The Port of Liverpool developed from the 1700s when the nearby River Dee increasingly silted, resulting in the River Mersey becoming more suitable for maritime trade with the north west of England. The C19th was a time of great expansion and increasing wealth for many.
During the C20th there were many and various challenges and changes, the most dramatic of which occurred during WW2 when Liverpool was heavily bombed. Of the historic architecture that survived WW2 much was destroyed by the extensive demolishing and building works that followed. On a more positive note, much entertainmenent and musical talent emerged from Liverpool during the 1960s. The industrial decline of the 1970-80s affected Liverpool as well as many other urban areas in the north of England. Regeneration followed, an early project being the redevelopment of the Albert Dock (above) during 1981-4.

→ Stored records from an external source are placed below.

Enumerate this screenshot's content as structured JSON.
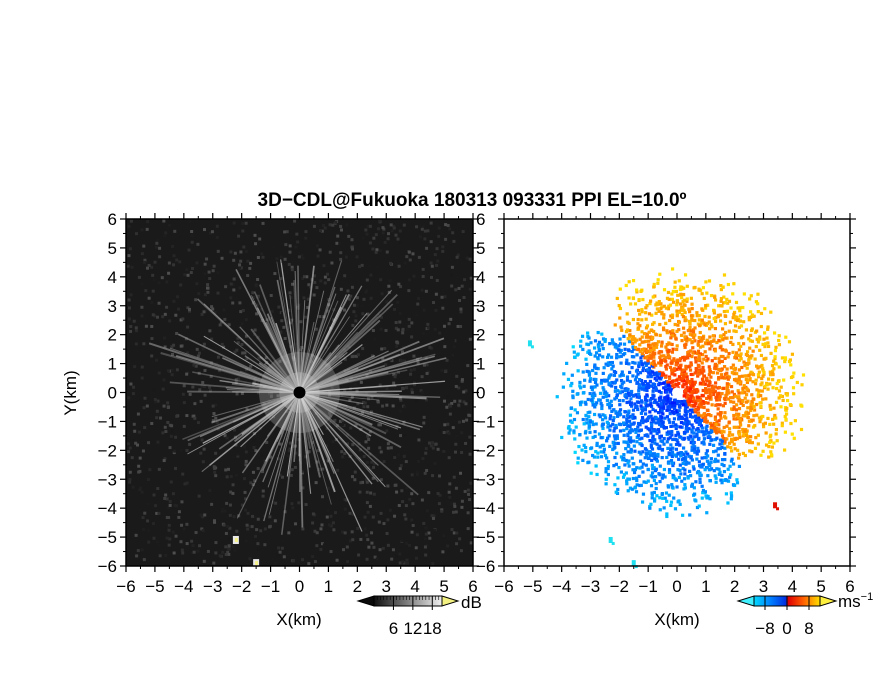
{
  "figure": {
    "title": "3D−CDL@Fukuoka 180313 093331 PPI EL=10.0º"
  },
  "chart_data": [
    {
      "type": "heatmap",
      "panel": "left",
      "variable": "reflectivity / signal strength",
      "colormap": "grayscale",
      "xlabel": "X(km)",
      "ylabel": "Y(km)",
      "xlim": [
        -6,
        6
      ],
      "ylim": [
        -6,
        6
      ],
      "x_ticks": [
        "−6",
        "−5",
        "−4",
        "−3",
        "−2",
        "−1",
        "0",
        "1",
        "2",
        "3",
        "4",
        "5",
        "6"
      ],
      "y_ticks": [
        "6",
        "5",
        "4",
        "3",
        "2",
        "1",
        "0",
        "−1",
        "−2",
        "−3",
        "−4",
        "−5",
        "−6"
      ],
      "radar_center": [
        0,
        0
      ],
      "pattern": "radial streaks of higher signal around the radar site, weakening with range",
      "isolated_targets": [
        {
          "x": -2.2,
          "y": -5.1
        },
        {
          "x": -1.5,
          "y": -5.9
        }
      ],
      "colorbar": {
        "unit": "dB",
        "tick_labels": [
          "6",
          "12",
          "18"
        ],
        "tick_values": [
          6,
          12,
          18
        ],
        "range": [
          0,
          21
        ],
        "extend": "both",
        "colors": [
          "#0a0a0a",
          "#f0f0f0"
        ],
        "extend_high_color": "#f2f080"
      }
    },
    {
      "type": "heatmap",
      "panel": "right",
      "variable": "Doppler radial velocity",
      "colormap": "diverging blue-red-yellow",
      "xlabel": "X(km)",
      "ylabel": "",
      "xlim": [
        -6,
        6
      ],
      "ylim": [
        -6,
        6
      ],
      "x_ticks": [
        "−6",
        "−5",
        "−4",
        "−3",
        "−2",
        "−1",
        "0",
        "1",
        "2",
        "3",
        "4",
        "5",
        "6"
      ],
      "y_ticks": [
        "6",
        "5",
        "4",
        "3",
        "2",
        "1",
        "0",
        "−1",
        "−2",
        "−3",
        "−4",
        "−5",
        "−6"
      ],
      "pattern": "receding (positive) velocities to the north-east, approaching (negative) velocities to the south-west",
      "positive_region_extent_km": {
        "north": 4.1,
        "east": 4.3
      },
      "negative_region_extent_km": {
        "west": -4.3,
        "south": -3.8
      },
      "isolated_targets": [
        {
          "x": -2.3,
          "y": -5.1,
          "sign": "negative"
        },
        {
          "x": -1.5,
          "y": -5.9,
          "sign": "negative"
        },
        {
          "x": -5.1,
          "y": 1.7,
          "sign": "negative"
        },
        {
          "x": 3.4,
          "y": -3.9,
          "sign": "positive"
        }
      ],
      "colorbar": {
        "unit": "ms",
        "unit_exponent": "−1",
        "tick_labels": [
          "−8",
          "0",
          "8"
        ],
        "tick_values": [
          -8,
          0,
          8
        ],
        "range": [
          -12,
          12
        ],
        "extend": "both",
        "colors": [
          "#00e0ff",
          "#0040ff",
          "#ff0000",
          "#ffe000"
        ]
      }
    }
  ]
}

Other areas that have also benefited from redevelopment include the former King's Dock which is now the location of the Echo Arena, Prince's Dock which is now home to a modern 22-storey residential complex and the Keel Wharf waterfront where the Liverpool Wheel opened in 2010.
Comment about Liverpool would be incomplete without mention of the city's football clubs, Liverpool F.C. ('the Reds') and their neighbours who play in blue, Everton F.C.. The third professional Merseyside football club is Tranmere Rovers F.C..
Other sporting activities are also pursued but most locals would probably agree that on Merseyside football is the most popular sport.